Nairobi National Park
The Nairobi Nursery is the first, formative step in an orphan’s journey back to the wild. It is the place where calves who have lost everything find family and a future once more. Originally established in 1987, more than 300 orphaned elephants have been nurtured in this sheltered, forested corner of Nairobi National Park. Keepers provide round-the-clock, specialist care, even sleeping alongside their little charges. Around the age of three, orphans graduate to one of our three Reintegration Units, where they ultimately reclaim their place in the wild.
Tsavo East National Park
Voi is the heart of the Trust’s past, present and future. 70 years ago, when David Sheldrick was the founding warden of Tsavo East National Park, he and Daphne raised their first orphaned elephants there. Since those days, generations of orphaned elephants have reclaimed their place in the wild from our Voi Reintegration Unit. The stockades sit at the base of Msinga Hill, with uninterrupted views of the Voi River and the plains that dominate the southern sector of the park. Voi is fully protected and patrolled by SWT/KWS Anti-Poaching Teams and our Aerial Unit.
Tsavo East National Park
Established in 2004, Ithumba has become one of our most successful Reintegration Units, where dozens of orphaned elephants have found their way back to the wild. It is located in the vast, northern sector of Tsavo East, a place completely untouched by mankind. Ithumba has also become a hub for wild elephants in the north. Herds of all sizes filter through on a near-daily basis, from young families to cohorts of bulls. Voi is fully protected and patrolled by SWT/KWS Anti-Poaching Teams and our Aerial Unit.

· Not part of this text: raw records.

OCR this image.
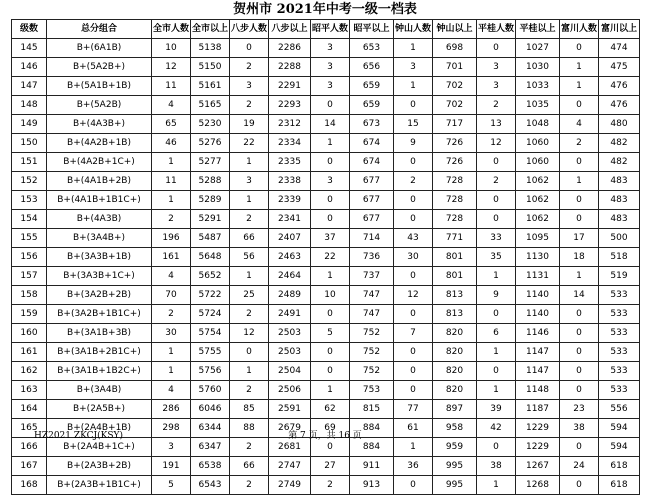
贺州市 2021年中考一级一档表
级数	总分组合	全市人数	全市以上	八步人数	八步以上	昭平人数	昭平以上	钟山人数	钟山以上	平桂人数	平桂以上	富川人数	富川以上
145	B+(6A1B)	10	5138	0	2286	3	653	1	698	0	1027	0	474
146	B+(5A2B+)	12	5150	2	2288	3	656	3	701	3	1030	1	475
147	B+(5A1B+1B)	11	5161	3	2291	3	659	1	702	3	1033	1	476
148	B+(5A2B)	4	5165	2	2293	0	659	0	702	2	1035	0	476
149	B+(4A3B+)	65	5230	19	2312	14	673	15	717	13	1048	4	480
150	B+(4A2B+1B)	46	5276	22	2334	1	674	9	726	12	1060	2	482
151	B+(4A2B+1C+)	1	5277	1	2335	0	674	0	726	0	1060	0	482
152	B+(4A1B+2B)	11	5288	3	2338	3	677	2	728	2	1062	1	483
153	B+(4A1B+1B1C+)	1	5289	1	2339	0	677	0	728	0	1062	0	483
154	B+(4A3B)	2	5291	2	2341	0	677	0	728	0	1062	0	483
155	B+(3A4B+)	196	5487	66	2407	37	714	43	771	33	1095	17	500
156	B+(3A3B+1B)	161	5648	56	2463	22	736	30	801	35	1130	18	518
157	B+(3A3B+1C+)	4	5652	1	2464	1	737	0	801	1	1131	1	519
158	B+(3A2B+2B)	70	5722	25	2489	10	747	12	813	9	1140	14	533
159	B+(3A2B+1B1C+)	2	5724	2	2491	0	747	0	813	0	1140	0	533
160	B+(3A1B+3B)	30	5754	12	2503	5	752	7	820	6	1146	0	533
161	B+(3A1B+2B1C+)	1	5755	0	2503	0	752	0	820	1	1147	0	533
162	B+(3A1B+1B2C+)	1	5756	1	2504	0	752	0	820	0	1147	0	533
163	B+(3A4B)	4	5760	2	2506	1	753	0	820	1	1148	0	533
164	B+(2A5B+)	286	6046	85	2591	62	815	77	897	39	1187	23	556
165	B+(2A4B+1B)	298	6344	88	2679	69	884	61	958	42	1229	38	594
166	B+(2A4B+1C+)	3	6347	2	2681	0	884	1	959	0	1229	0	594
167	B+(2A3B+2B)	191	6538	66	2747	27	911	36	995	38	1267	24	618
168	B+(2A3B+1B1C+)	5	6543	2	2749	2	913	0	995	1	1268	0	618
HZ2021 ZKCJ(KSY)	第 7 页，共 16 页
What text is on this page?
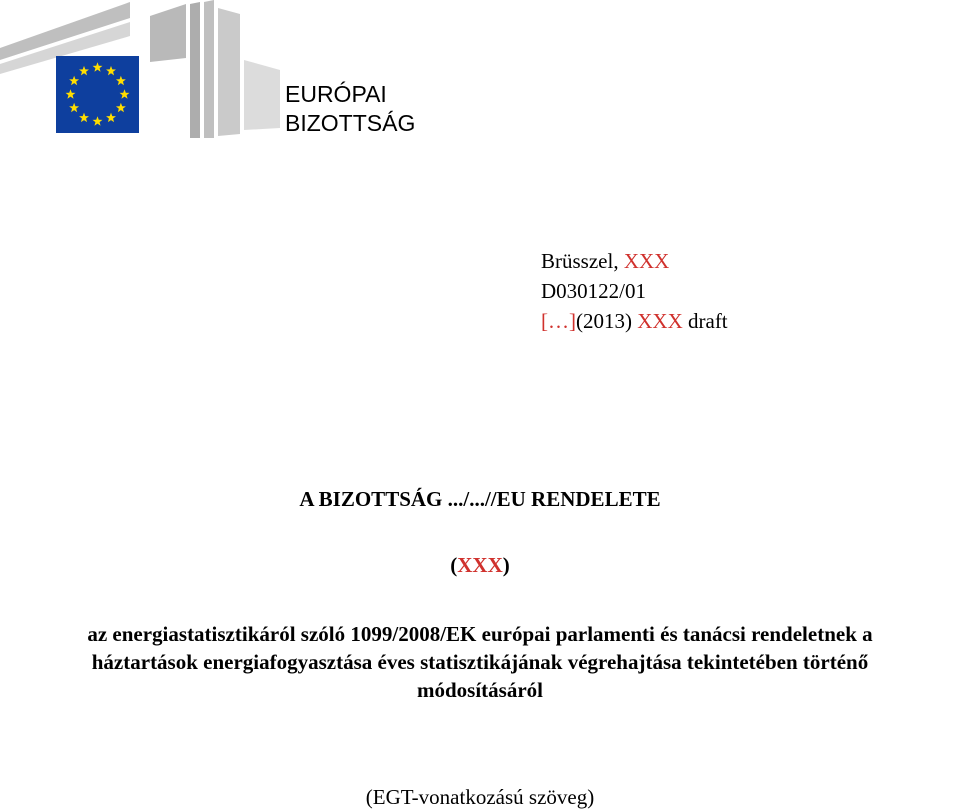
EURÓPAI
BIZOTTSÁG
Brüsszel, XXX
D030122/01
[…](2013) XXX draft
A BIZOTTSÁG .../...//EU RENDELETE
(XXX)
az energiastatisztikáról szóló 1099/2008/EK európai parlamenti és tanácsi rendeletnek a
háztartások energiafogyasztása éves statisztikájának végrehajtása tekintetében történő
módosításáról
(EGT-vonatkozású szöveg)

Kibwezi Forest - Chyulu Hills National Park
Umani Springs was created in 2014 to help our most vulnerable orphaned elephants reclaim their place in the wild. The orphans here have fraught histories and challenging physical setbacks, but here, they can move beyond the tragedies of their past and live as nature intended. Umani sits within the Kibwezi Forest, nestled between the rolling foothills of the Chyulu Hills and the vast plains of Tsavo beyond. As one of Kenya’s last remaining groundwater woodlands, this habitat is lush year-round, meaning compromised orphans will never have to travel far for food or water. Umani Springs is fully protected and patrolled by SWT/KWS Anti-Poaching Teams and our Aerial Unit.
SWT Field HQ, Tsavo Conservation Area
Kaluku is the nexus of our field operations. We have always raised an assortment of orphans at Kaluku, from antelope to rhinos to ostriches. Since 2018, it has also become a haven for the most vulnerable neonate orphaned elephants who come into our care. Kaluku is located at the heart of a 5,000-acre buffer zone bordering Tsavo East National Park, bound by the Athi and Mtito Rivers. It is fully protected and patrolled by SWT/KWS Anti-Poaching Teams and our Aerial Unit.